Bus shelter art project launches fulltime career

Published on 02 June 2021

Claire-Bell-with-kiwi-landscape.jpg

Artist Claire Bell with one of the Taupo Quay panels 

Whanganui artist Claire Bell, who engraved the glass art panels for the Rangiora Street bus shelter in Castlecliff last year, says support from the Eleanor Burgess Trust and Whanganui District Council’s Public Art Fund has enabled her to launch a career as a fulltime artist.

Since completing the Rangiora Street bus shelter word has spread about her work and she has gained a number of private commissions throughout New Zealand. This includes engraved powder room mirrors for an avant-garde New Plymouth new build which is positioned on a revolving cowshed platform to maximise sunlight.

She has also recently presented online for two international glass societies – one in the United States and another in the United Kingdom – after images of the Rangiora Street bus shelter “went around the internet” when the artist shared them with an English colleague.

Claire Bell says producing public art is appealing because it’s so accessible.

“Instead of having to choose to go into a gallery to view art, people can admire it in the public domain – it brings that artistic energy out into the open.”

She has a second public artwork in the pipeline, with engraved glass panels set to be installed in the two Intercity bus shelters on Taupo Quay this month.
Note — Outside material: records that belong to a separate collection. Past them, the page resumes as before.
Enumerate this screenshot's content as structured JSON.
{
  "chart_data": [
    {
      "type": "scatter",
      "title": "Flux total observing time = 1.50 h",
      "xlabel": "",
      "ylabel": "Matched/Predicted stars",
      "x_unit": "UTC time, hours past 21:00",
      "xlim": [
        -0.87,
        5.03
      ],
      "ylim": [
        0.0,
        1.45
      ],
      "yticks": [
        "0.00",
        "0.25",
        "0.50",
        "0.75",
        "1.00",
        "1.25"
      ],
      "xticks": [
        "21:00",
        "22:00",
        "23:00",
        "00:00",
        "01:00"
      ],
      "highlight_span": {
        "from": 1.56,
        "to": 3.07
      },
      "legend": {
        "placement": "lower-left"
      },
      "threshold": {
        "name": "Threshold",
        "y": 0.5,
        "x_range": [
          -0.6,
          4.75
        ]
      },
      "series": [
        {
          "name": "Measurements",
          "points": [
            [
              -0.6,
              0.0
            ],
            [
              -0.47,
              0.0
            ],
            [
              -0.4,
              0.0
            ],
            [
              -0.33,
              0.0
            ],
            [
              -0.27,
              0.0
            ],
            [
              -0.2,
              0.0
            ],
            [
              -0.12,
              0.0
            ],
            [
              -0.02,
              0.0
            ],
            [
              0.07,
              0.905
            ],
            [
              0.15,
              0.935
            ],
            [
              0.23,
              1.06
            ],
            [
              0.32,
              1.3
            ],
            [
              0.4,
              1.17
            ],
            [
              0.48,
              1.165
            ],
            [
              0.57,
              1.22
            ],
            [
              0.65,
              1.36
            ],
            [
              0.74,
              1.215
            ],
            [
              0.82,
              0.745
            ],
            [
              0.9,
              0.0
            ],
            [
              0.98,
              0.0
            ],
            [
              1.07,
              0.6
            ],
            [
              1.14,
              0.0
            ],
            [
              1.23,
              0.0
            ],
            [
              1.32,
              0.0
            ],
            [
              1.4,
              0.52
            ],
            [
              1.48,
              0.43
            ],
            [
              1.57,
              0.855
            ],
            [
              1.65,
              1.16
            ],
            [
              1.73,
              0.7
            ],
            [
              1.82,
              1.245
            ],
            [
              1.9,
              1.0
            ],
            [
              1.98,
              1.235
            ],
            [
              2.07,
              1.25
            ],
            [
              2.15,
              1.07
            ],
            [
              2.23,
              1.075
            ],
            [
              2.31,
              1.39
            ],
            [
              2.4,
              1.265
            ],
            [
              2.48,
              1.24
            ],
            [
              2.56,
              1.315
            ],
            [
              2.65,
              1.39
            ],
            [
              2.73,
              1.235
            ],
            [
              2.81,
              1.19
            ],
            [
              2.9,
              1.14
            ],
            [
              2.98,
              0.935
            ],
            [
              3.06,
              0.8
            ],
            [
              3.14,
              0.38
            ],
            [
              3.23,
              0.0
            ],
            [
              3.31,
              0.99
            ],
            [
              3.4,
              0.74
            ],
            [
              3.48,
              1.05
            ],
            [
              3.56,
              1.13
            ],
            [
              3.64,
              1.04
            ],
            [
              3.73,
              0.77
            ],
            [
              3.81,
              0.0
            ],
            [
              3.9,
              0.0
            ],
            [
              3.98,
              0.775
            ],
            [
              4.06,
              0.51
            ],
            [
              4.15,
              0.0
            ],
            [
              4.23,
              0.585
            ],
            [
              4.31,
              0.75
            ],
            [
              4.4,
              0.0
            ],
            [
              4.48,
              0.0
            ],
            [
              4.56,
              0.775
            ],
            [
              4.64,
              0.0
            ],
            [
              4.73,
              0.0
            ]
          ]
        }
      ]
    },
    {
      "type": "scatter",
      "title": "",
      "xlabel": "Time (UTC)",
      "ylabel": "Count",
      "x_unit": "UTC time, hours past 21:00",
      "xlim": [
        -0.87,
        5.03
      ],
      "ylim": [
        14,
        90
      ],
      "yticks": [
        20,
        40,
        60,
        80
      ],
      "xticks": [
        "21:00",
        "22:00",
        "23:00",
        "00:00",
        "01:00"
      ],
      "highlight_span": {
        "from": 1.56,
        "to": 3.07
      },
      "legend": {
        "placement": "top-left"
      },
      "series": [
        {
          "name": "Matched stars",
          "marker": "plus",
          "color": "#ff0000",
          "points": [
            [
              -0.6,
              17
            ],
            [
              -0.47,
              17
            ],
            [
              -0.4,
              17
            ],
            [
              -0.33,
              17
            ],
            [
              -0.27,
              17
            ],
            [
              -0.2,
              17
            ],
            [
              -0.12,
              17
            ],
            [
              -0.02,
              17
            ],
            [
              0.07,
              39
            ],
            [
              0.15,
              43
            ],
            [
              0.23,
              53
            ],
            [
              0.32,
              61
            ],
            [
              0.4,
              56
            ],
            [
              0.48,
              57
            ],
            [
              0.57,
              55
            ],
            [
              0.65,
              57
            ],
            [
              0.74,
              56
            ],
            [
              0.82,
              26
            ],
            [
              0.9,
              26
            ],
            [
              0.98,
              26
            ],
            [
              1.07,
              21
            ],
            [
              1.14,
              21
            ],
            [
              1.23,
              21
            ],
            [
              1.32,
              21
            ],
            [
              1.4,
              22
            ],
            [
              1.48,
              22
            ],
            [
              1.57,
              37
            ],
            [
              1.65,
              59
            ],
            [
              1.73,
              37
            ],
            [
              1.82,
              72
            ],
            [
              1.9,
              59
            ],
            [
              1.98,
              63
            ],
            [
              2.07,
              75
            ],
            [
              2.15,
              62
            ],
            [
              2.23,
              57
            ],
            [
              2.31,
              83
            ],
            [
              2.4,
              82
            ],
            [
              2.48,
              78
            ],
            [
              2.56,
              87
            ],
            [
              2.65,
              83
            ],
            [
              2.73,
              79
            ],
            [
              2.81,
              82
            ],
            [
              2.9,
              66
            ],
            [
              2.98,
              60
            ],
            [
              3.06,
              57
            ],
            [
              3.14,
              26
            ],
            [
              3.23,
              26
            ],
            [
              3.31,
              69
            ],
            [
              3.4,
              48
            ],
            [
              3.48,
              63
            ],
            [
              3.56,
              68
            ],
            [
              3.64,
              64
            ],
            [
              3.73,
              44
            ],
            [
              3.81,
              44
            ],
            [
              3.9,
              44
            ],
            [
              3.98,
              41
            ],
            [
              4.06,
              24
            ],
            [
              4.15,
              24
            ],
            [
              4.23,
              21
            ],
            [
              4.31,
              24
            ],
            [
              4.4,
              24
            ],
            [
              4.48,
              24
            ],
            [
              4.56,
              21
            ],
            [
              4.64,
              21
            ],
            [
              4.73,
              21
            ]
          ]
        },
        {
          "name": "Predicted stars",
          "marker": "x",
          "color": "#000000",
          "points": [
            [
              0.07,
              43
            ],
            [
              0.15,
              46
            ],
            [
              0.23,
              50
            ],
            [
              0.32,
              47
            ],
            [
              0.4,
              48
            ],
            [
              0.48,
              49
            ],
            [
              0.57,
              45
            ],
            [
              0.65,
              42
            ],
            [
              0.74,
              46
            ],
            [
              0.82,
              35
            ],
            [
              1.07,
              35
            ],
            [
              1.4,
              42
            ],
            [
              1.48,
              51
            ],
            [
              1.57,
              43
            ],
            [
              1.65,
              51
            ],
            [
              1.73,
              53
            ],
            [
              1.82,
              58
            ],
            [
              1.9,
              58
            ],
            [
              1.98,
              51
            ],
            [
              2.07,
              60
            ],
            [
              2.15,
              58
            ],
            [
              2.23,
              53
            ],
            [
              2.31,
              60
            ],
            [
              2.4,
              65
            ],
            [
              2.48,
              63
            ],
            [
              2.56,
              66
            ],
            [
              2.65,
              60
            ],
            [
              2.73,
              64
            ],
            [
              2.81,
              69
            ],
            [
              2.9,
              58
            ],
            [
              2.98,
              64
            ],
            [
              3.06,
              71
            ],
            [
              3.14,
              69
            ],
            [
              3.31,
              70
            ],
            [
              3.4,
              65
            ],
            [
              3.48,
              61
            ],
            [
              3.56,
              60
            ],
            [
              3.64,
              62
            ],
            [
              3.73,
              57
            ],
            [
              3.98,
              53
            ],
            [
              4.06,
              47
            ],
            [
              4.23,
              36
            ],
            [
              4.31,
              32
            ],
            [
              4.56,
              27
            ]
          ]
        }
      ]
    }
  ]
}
Claire Bell says the idea for the Taupo Quay shelters “came about during the COVID-19 lockdown, when I was cycling up near Golf Vue Road in Castlecliff and saw a family of hares in a field.

“I had been thinking about family pets at the time, particularly George, a pet tortoise my great nan found on a bombsite in England after World War II. Seeing the hares in the field paired the two creatures in my mind, as in the classic Aesop’s fable. 

“So one of the Taupo Quay bus shelters features a daytime scene with a tortoise travelling through the Ruapehu region to Whanganui, and the other features a night-time scene with a hare resting by the awa. Inspired by the race in Aesop’s fable, my idea is that there are different kinds of visits to our city, fast and slow, and both kinds of visits are enjoyable.

“The hare and the tortoise represent the visitors or travellers in the design; the rest of it features the local flora and fauna they encounter on their journeys.

“For the river bus shelter, all of the plants and creatures can be found within 2km of the bus shelters from Bedford Avenue in Gonville to town.”

Claire Bell says she went on walks around the region taking photos of flora and fauna to incorporate into the design.

For the artist, the plain double rāranga weave design running around the bottom of the bus shelters defines them as safe spaces to hold people as they wait while in transit. As part of the project she learnt the basics of weaving rāranga and harvesting harakeke through Community Education Whanganui.  

She says she’s also inspired by Whanganui’s strong Arts and Crafts Movement history.

“I’m told students at the art school established in Whanganui in 1892 were encouraged to use local New Zealand flora and fauna in their Arts and Crafts-style designs and my design is a “tip of the hat” to that.”

Everyone is welcome to book to attend the blessing for the new artwork at the bus shelters at 23 Taupo Quay on Saturday, 12 June at 2.00pm. After the blessing the group will move across the road to a classroom at UCOL where the artist will give a short presentation about her glass engraving.